Julgamos que a tese (agora) defendida pelo Ministério Público na 1ª instância não merece acolhimento, desde logo pelas razões clara e incisivamente expostas pelo Ministério Público, nesta Relação.
Com efeito, diz o Ex. Procurador-geral Adjunto:
“Terá de confessar-se que a proposta do Ministério Público, há muito defendida pelos autores que cita, não deixa de ser sugestiva. Tão sugestiva que se enreda nas malhas que ela própria tece. Ou seja: no caso, o Ministério Público porque a decisão transitou, assenta em que a condenação efectivamente foi cumprida, sem que nada o demonstre. Para o Ex.mo Recorrente, há como que uma presunção de cumprimento da pena, só e tão só porque a decisão transitou e passaram os três meses de proibição de conduzir (…).
Para a lei (art. 69 do CP e 500, 2 do CPP) é indiferente se o condenado conduziu ou não conduziu no período proibido e isso enquanto se não demonstrar no processo que a determinação judicial foi cumprida. Se assim não fora, não se impunha que se apresentasse o título de condução em tribunal no prazo de 10 dias (art. 500º, 2 do CPP). (…)
O resto constitui especulação jurídica, especulação perigosa, na medida em que, como se referiu, acaba por presumir que o condenado respeitou a decisão jurisdicional sem que nada permitiu concluir que isso aconteceu. (…)” – cfr. fls. 26 e 27 destes autos.

Pensamos também que a tese ora defendida pelo recorrente é manifestamente insustentável (i) por não ter apoio na lei e (ii) equivaler a uma ruptura com a efectividade (que pressupõe um controle) de qualquer sistema punitivo/retributivo.

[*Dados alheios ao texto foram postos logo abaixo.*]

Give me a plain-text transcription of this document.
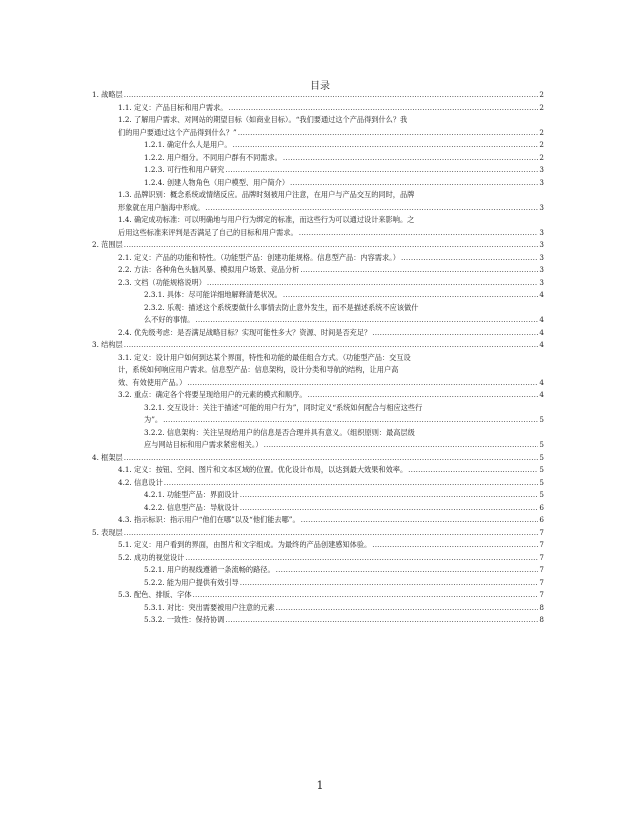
目录
1. 战略层 .....	2
1.1. 定义：产品目标和用户需求。 .....	2
1.2. 了解用户需求、对网站的期望目标（如商业目标）。“我们要通过这个产品得到什么？我
们的用户要通过这个产品得到什么？” .....	2
1.2.1. 确定什么人是用户。 .....	2
1.2.2. 用户细分。不同用户群有不同需求。 .....	2
1.2.3. 可行性和用户研究 .....	3
1.2.4. 创建人物角色（用户模型、用户简介） .....	3
1.3. 品牌识别：概念系统或情绪反应。品牌时刻被用户注意，在用户与产品交互的同时，品牌
形象就在用户脑海中形成。 .....	3
1.4. 确定成功标准：可以明确地与用户行为绑定的标准，而这些行为可以通过设计来影响。之
后用这些标准来评判是否满足了自己的目标和用户需求。 .....	3
2. 范围层 .....	3
2.1. 定义：产品的功能和特性。（功能型产品：创建功能规格。信息型产品：内容需求。） .....	3
2.2. 方法：各种角色头脑风暴、模拟用户场景、竞品分析 .....	3
2.3. 文档（功能规格说明） .....	3
2.3.1. 具体：尽可能详细地解释清楚状况。 .....	4
2.3.2. 乐观：描述这个系统要做什么事情去防止意外发生，而不是描述系统不应该做什
么不好的事情。 .....	4
2.4. 优先级考虑：是否满足战略目标？实现可能性多大？资源、时间是否充足？ .....	4
3. 结构层 .....	4
3.1. 定义：设计用户如何到达某个界面，特性和功能的最佳组合方式。（功能型产品：交互设
计，系统如何响应用户需求。信息型产品：信息架构，设计分类和导航的结构，让用户高
效、有效使用产品。） .....	4
3.2. 重点：确定各个将要呈现给用户的元素的模式和顺序。 .....	4
3.2.1. 交互设计：关注于描述“可能的用户行为”，同时定义“系统如何配合与相应这些行
为”。 .....	5
3.2.2. 信息架构：关注呈现给用户的信息是否合理并具有意义。（组织原则：最高层级
应与网站目标和用户需求紧密相关。） .....	5
4. 框架层 .....	5
4.1. 定义：按钮、空间、图片和文本区域的位置。优化设计布局，以达到最大效果和效率。 .....	5
4.2. 信息设计 .....	5
4.2.1. 功能型产品：界面设计 .....	5
4.2.2. 信息型产品：导航设计 .....	6
4.3. 指示标识：指示用户“他们在哪”以及“他们能去哪”。 .....	6
5. 表现层 .....	7
5.1. 定义：用户看到的界面，由图片和文字组成。为最终的产品创建感知体验。 .....	7
5.2. 成功的视觉设计 .....	7
5.2.1. 用户的视线遵循一条流畅的路径。 .....	7
5.2.2. 能为用户提供有效引导 .....	7
5.3. 配色、排版、字体 .....	7
5.3.1. 对比：突出需要被用户注意的元素 .....	8
5.3.2. 一致性：保持协调 .....	8
1
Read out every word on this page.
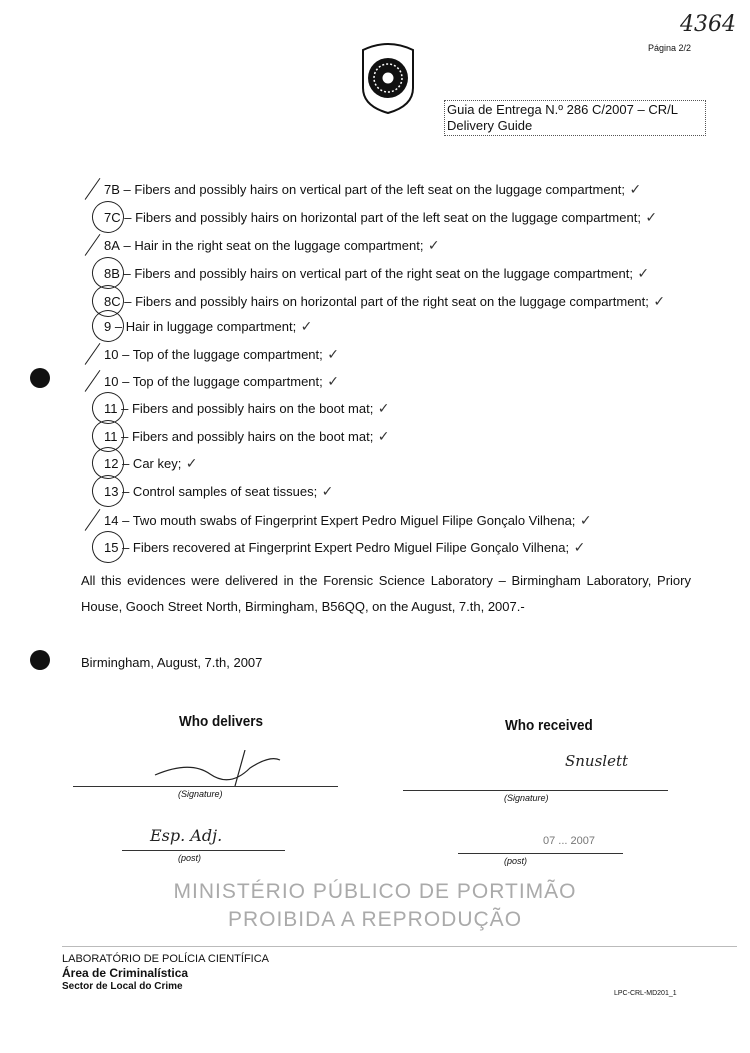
4364
Página 2/2
Guia de Entrega N.º 286 C/2007 – CR/L
Delivery Guide
7B – Fibers and possibly hairs on vertical part of the left seat on the luggage compartment; ✓
7C – Fibers and possibly hairs on horizontal part of the left seat on the luggage compartment; ✓
8A – Hair in the right seat on the luggage compartment; ✓
8B – Fibers and possibly hairs on vertical part of the right seat on the luggage compartment; ✓
8C – Fibers and possibly hairs on horizontal part of the right seat on the luggage compartment; ✓
9 – Hair in luggage compartment; ✓
10 – Top of the luggage compartment; ✓
10 – Top of the luggage compartment; ✓
11 – Fibers and possibly hairs on the boot mat; ✓
11 – Fibers and possibly hairs on the boot mat; ✓
12 – Car key; ✓
13 – Control samples of seat tissues; ✓
14 – Two mouth swabs of Fingerprint Expert Pedro Miguel Filipe Gonçalo Vilhena; ✓
15 – Fibers recovered at Fingerprint Expert Pedro Miguel Filipe Gonçalo Vilhena; ✓
All this evidences were delivered in the Forensic Science Laboratory – Birmingham Laboratory, Priory House, Gooch Street North, Birmingham, B56QQ, on the August, 7.th, 2007.-
Birmingham, August, 7.th, 2007
MINISTÉRIO PÚBLICO DE PORTIMÃO
PROIBIDA A REPRODUÇÃO
Who delivers	Who received
(Signature)
Esp. Adj.
(post)
Snuslett
(Signature)
07 ... 2007
(post)
LABORATÓRIO DE POLÍCIA CIENTÍFICA
Área de Criminalística
Sector de Local do Crime
LPC-CRL-MD201_1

Trata-se de um entendimento “contra legem”, como facilmente se demonstra.
O art. 500º, 3 do CPP tem a seguinte redacção: “se o condenado na proibição de conduzir veículos motorizados não proceder de acordo com o disposto no número anterior, o tribunal ordena a apreensão da licença de condução”. Este artigo exige, de modo claro e simples, que a carta seja apreendida, se não for espontaneamente entregue. E o n.º 4 do mesmo artigo adianta. “A licença de condução fica retida na secretaria do tribunal pelo período de tempo que durar a proibição”. Segundo as próprias palavras do legislador, o julgado quanto à pena de proibição de conduzir cumpre-se sem a posse do título de condução.
É pois “contra legem” toda a argumentação no sentido de fazer iniciar o cumprimento da pena acessória sem a entrega do título.

Por outro lado, um sistema punitivo, na sua vertente retributiva, pretende que a pessoa condenada sofra a condenação de forma efectiva e não meramente virtual, ou possível. É por essa razão que as penas são impostas (e não propostas) ao condenado e é também por essa razão que o Estado, através dos órgãos próprios, assegura e fiscaliza com, contra ou sem a vontade do condenado, o respectivo cumprimento. A efectividade do cumprimento da pena de inibição de conduzir é conseguida através da retenção do título (art. 500º, 4 do CPP). A harmonia do sistema (elemento teleológico da interpretação) é assegurada desta forma: enquanto durar a proibição, o condenado não tem a posse da carta.

Acolher a tese sufragada pelo recorrente representaria uma total ruptura deste sistema, pondo em causa a sua efectividade, pois admitia-se um cumprimento meramente potencial (logo, virtual) da proibição, cabendo ao condenado a fiscalização de si próprio, quanto ao cumprimento da pena.
Foi por entender que tal ruptura não era admissível, que o Ex.º Procurador-geral Adjunto nesta Relação considerou a razão que a sustenta uma “especulação perigosa, na medida em que, como se referiu, acaba por presumir que o condenado respeitou a decisão jurisdicional, sem que nada permita concluir que isso aconteceu” (fls. 27).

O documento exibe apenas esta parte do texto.